Log::Log (char* logFilename, bool debugOn)
    : mDebugOn (debugOn)
{
    pthread_mutex_init (&mLock, NULL);
    mStream.open (logFilename, fstream::app);
}

Log::~Log ()
{
    mStream.close ();
    pthread_mutex_destroy (&mLock);
}

void Log::writeInfo (const char* logline, ...)
{
    pthread_mutex_lock (&mLock);
    va_list argList;
    char    buffer [1024];
    
    va_start (argList,
              logline);

    vsnprintf (buffer,
               1024,
               logline,
               argList);

    va_end (argList);

    mStream << getTimeStamp () << " Info  : " << buffer << endl;
    cout << getTimeStamp () << " Info  : " << buffer << endl;
    pthread_mutex_unlock (&mLock);
}

void Log::writeError (const char* logline, ...)
{
    pthread_mutex_lock (&mLock);
    va_list argList;
    char    buffer [1024];
    
    va_start (argList,
              logline);

    vsnprintf (buffer,
               1024,
               logline,
               argList);

    va_end (argList);

    mStream << getTimeStamp() << " Error : " << buffer << endl;
    cout << getTimeStamp() << " Error : " << buffer << endl;
    pthread_mutex_unlock (&mLock);
}


char* Log::getTimeStamp ()
{
    char*           tString = new char [80];
    time_t          t       = time (0);
    struct  tm*     today   = localtime (&t);

    strftime    (tString,
                 80,
                 "%d/%m/%Y %H:%M:%S",
                 today);
    return tString;
}

Using a mutex to make things “thread safe” is actually pretty easy. That is what they are designed to do. However, keep in mind, the purpose of a mutex is to protect a Resource, generally some sort of data storage element. You protect Operations (that is sections of executable code) by creating multiple instances of the code, not with a mutex. Usually, you want the Lock and Unlock as close together as possible, ideally just around the actual access to the resource. And, it is bad karma to call other functions within a locked block (be careful even calls to system functions…). For example, in your code, I would move the calls to getTimeStamp outside of the loecked region. Also, just make a single call. You don’t really want to have different times in the log and on the output. Be careful that you don’t use nested mutexes unless you know EXACTLY what you are doing. For example, this can happen when you put a lock around a call to an access function to get a value. If the access function also has a lock around the value (not necessarily the same mutex), you have created a nested lock. This will fail sometimes (or every time if you are lucky. Intermittent lock problems are a pain).

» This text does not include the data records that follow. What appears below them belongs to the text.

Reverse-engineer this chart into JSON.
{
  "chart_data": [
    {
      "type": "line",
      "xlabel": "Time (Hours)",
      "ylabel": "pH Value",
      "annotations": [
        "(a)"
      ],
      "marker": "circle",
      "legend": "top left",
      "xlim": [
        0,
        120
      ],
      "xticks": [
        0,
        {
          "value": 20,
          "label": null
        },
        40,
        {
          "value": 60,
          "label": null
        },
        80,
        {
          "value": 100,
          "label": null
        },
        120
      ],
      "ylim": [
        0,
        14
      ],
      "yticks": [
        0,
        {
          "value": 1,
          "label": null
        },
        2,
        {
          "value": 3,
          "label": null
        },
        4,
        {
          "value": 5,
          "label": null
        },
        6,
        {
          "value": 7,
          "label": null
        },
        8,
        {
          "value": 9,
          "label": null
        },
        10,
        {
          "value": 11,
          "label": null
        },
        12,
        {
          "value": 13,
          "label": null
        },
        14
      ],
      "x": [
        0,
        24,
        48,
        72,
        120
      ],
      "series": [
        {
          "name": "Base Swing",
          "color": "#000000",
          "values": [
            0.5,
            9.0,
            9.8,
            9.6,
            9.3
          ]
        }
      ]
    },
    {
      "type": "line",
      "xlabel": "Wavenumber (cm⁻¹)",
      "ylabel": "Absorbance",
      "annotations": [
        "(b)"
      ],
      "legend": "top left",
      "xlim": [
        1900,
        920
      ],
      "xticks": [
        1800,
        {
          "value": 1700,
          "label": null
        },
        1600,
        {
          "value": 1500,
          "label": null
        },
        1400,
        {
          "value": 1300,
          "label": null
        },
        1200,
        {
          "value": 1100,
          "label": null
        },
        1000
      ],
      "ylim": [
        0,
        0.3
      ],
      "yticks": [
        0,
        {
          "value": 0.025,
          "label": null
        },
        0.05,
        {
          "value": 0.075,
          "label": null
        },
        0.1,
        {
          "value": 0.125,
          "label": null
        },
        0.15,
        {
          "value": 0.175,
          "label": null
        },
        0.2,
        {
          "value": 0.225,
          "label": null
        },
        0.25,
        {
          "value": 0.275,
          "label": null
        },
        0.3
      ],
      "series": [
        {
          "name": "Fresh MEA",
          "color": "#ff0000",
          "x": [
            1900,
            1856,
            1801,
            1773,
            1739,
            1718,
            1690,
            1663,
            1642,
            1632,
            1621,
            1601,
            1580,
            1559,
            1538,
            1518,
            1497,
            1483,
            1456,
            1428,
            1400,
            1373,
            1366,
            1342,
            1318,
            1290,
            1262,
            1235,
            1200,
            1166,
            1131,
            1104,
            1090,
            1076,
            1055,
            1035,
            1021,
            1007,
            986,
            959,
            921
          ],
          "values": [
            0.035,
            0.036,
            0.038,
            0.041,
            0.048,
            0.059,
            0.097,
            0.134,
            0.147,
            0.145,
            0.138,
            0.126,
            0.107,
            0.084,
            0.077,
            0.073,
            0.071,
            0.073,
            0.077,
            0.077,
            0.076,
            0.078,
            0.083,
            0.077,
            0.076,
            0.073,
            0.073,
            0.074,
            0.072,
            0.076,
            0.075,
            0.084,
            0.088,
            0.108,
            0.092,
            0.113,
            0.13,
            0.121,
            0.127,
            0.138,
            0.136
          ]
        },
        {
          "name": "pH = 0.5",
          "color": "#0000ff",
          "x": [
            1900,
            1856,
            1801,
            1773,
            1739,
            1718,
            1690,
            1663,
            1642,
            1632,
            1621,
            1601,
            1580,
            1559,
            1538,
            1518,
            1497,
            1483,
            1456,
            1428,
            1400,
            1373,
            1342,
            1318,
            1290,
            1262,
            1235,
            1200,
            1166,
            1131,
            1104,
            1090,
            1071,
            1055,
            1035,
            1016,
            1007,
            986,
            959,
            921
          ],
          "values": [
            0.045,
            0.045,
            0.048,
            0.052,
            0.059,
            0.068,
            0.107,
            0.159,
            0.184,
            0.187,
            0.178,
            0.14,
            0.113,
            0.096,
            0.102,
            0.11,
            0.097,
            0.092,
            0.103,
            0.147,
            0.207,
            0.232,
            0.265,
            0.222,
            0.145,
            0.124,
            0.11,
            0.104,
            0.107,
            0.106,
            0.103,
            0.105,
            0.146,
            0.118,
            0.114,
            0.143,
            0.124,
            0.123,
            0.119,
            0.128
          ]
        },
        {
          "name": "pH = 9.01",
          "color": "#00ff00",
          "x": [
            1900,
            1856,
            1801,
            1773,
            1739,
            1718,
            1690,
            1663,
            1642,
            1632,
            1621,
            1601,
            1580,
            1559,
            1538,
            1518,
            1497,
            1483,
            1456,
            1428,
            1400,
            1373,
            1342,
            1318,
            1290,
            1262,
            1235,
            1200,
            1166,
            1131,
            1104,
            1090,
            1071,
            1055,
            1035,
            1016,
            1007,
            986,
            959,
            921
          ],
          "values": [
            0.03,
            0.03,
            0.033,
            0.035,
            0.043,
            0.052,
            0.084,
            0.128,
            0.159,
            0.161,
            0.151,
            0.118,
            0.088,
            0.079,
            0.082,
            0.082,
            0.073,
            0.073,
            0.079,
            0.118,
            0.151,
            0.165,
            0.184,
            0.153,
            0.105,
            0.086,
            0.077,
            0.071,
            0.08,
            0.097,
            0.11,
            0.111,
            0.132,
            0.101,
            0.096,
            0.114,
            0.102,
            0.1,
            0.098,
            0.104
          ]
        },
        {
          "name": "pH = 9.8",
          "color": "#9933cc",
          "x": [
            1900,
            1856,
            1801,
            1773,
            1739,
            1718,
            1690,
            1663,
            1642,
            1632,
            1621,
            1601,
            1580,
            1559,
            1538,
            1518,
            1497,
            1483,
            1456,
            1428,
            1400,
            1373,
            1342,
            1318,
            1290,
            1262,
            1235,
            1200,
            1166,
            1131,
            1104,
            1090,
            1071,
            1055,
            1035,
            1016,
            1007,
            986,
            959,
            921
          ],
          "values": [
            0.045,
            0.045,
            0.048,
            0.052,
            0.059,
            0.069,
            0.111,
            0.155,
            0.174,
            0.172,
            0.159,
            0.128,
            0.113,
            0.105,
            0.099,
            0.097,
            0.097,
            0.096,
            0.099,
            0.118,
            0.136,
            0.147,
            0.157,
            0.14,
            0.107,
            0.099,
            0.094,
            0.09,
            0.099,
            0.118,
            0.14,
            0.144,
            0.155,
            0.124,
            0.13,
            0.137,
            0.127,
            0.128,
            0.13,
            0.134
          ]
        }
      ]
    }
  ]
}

Remember, being inside of a locked region does not guarantee the code will not be interrupted! It just means that no other task using the same mutex can execute past where it tries to get the mutex. If low priority task “A” is in a locked region, and higher priority task “B” starts, A will block and B can run until it tries to get the mutex locked by A. Does A restart then? Maybe – but it is possible that task “C” may start first. Hopefully, C does not need a resource locked by B…

Hi,

Thanks for the reply - I guess I was expecting it too be alot more complicated! I see what you mean about the getTimeStamp, I thought since it was called at the same as the write* function it would need to be included in it, but I see now I was probably making pointless calls to it when I could get it in one go lol :P

I have also got some thing same in c++ i did a sample project using critical section but have never used mutexes can you give some help if i post code snippet here.